Bunlardan birincisi, bugüne kadar Bağdat’ta cumhurbaşkanlığı için Kürtler hep ortak bir aday belirliyordu. Barzani’nin tarihsel temsilini üstlenen KDP Bölgesel Kürt Yönetimi’nin cumhurbaşkanını belirlerken Talabani’nin tarihsel misyonunu yüklenen KYB ise Irak cumhurbaşkanını belirliyordu. Bir önceki seçimde KDP ve KYB arasında bu anlamda bir gerilim yaşandı. Ancak sonunda Berham Salih ismi üzerinde anlaşmışlardı.
Gelgelelim, içinde bulunduğumuz hafta içerisinde Irak’ta başbakanın belirlenebilmesi için cumhurbaşkanının belirlenmesi gerekiyor. Dolayısıyla İran KYB üzerinde baskı kurarak kendi adayının yani Sudani’nin başbakanlığı konusunda ısrarcı olabilir. Yani KDP ve KYB cumhurbaşkanı ismi üzerinde bu sefer uzlaşamayabilir. Bunun sonucunda Kürtlerin de kendi arasında gerilim iyice tırmanır. Bu durumda İran’ın desteği ile PKK Kürt bölgesi içinde hiç istemeyeceğimiz Suriye’den sonra Irak’ta da bir güç haline dönüşebilir; meşrulaşabilir.

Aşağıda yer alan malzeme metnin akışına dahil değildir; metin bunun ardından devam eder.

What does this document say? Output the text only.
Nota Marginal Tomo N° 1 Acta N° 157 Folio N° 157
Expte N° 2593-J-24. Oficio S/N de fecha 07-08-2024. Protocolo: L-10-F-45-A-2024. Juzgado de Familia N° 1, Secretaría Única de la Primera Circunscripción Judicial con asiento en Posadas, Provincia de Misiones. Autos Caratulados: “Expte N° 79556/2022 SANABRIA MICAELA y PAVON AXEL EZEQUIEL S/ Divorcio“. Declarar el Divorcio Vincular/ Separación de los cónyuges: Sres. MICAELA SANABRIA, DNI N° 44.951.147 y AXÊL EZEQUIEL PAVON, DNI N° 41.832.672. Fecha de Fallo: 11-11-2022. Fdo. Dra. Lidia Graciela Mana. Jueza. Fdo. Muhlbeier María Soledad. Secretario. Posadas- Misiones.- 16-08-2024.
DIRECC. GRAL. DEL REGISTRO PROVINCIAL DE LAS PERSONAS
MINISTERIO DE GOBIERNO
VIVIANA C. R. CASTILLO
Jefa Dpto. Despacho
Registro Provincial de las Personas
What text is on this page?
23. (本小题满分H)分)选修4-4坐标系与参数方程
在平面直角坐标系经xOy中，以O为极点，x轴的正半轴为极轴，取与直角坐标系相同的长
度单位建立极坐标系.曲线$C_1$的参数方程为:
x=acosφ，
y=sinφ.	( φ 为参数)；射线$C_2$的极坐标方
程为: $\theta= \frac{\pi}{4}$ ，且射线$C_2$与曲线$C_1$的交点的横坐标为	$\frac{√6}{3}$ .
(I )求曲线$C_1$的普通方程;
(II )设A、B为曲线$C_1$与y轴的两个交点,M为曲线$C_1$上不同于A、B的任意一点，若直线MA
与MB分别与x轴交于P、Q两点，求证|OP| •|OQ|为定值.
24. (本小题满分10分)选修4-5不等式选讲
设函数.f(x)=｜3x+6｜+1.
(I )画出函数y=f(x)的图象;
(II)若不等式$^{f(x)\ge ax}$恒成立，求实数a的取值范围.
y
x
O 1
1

İran’ın devreye sokacağı ikinci senaryo ise en korkulan ama en olası senaryo. Irak’ı kan gölüne çevirebilecek Kudüs Ordusu kontrolündeki Haşdi Şaabi güçlerinin sivil halkın üzerine yürümesi ve/ya saldırması olacaktır. İran’ın böyle bir senaryoya kalkışması durumunda – ki sahadan aldığım geri dönüşlerde bu olasılığın çok güçlü olduğu belirtiliyor – Sadr’ın da kendisine bağlı Mehdi Ordusu’nu sahaya sürmesi beklenir. Mehdi ordusunun sayısının da 100 binden aşağı olmadığı biliniyor.
Tahran’ın el-Hekim ailesinin kontrolündeki Bedr tugayları içerisindeki Türkmenleri, Sünni Türkmenlere karşı manipüle etmesi de olası bir durum olarak karşımıza çıkıyor. Bu olasılık gerçekleşir ise Türkiye’nin de siyasi olarak sürece dahil olması söz konusu olabilir. Türkmenlerin kendi aralarında mezhepsel bir çatışmaya girmesi Ankara’nın çok da isteyeceği bir durum değil.
Üçüncü senaryo ise Maliki ve Ammar el-Hekim ile birlikte Şii komuta kademesini harekete geçirip bir darbe kalkışması gerçekleştirilmesi. O vakit Irak’ta yeni bir Baas dönemi görmemiz mümkündür.
Bu üç senaryonun olmaması için Sadr’ın başarılı olmasını ve bir an önce hükümeti kurmasını temenni etmemiz gerekiyor. Kum ekolünün Tahran’dan başlayıp Bağdat, Şam ve Beyrut’a uzanan Şii hilaline yine bir Şii lider engel olabilir durumda.
Son olarak, bir ismi not etmenizi rica ediyorum…
Kays el-Hazali…
Kuzey Irak’ın sınırımıza yakın Pareh kasabasında Arap sivillerin hayatını kaybetmesinin ardından Musul Başkonsolosluk binamıza yönelik füze saldırısı gerçekleştiren Haşdi Şaabi grubunun lideri. Türkiye aleyhtarı çıkışlarıyla Irak’ta bilinen Hazali, İran desteği ile PKK’yı diğer Kürt gruplara karşı meşrulaştırabilir. Örgüt ile girift ilişkileri zaten Irak’ta biliniyor. Hatta şu dönemde İran’ın PKK’ya silah desteğini bu isim ve kendisine bağlı yapılanma üzerinden gerçekleştirdiğini duyuyoruz.
Açıkçası İran’ın Irak’ta suyu bulandırırken Türkiye’yi PKK’yla meşgul etmeye çalışacağını düşünüyorum. Zira yakın zamanda Hakkari sınırları içerisinde bir kamu personeli üzerinde yakalanan İran’dan getirilmiş patlayıcılar bu çabaya işaret ediyor.
Ortadoğu’da her gün yeni bir sürprizle karşılaşmak bazen insanı yoruyor, değil mi?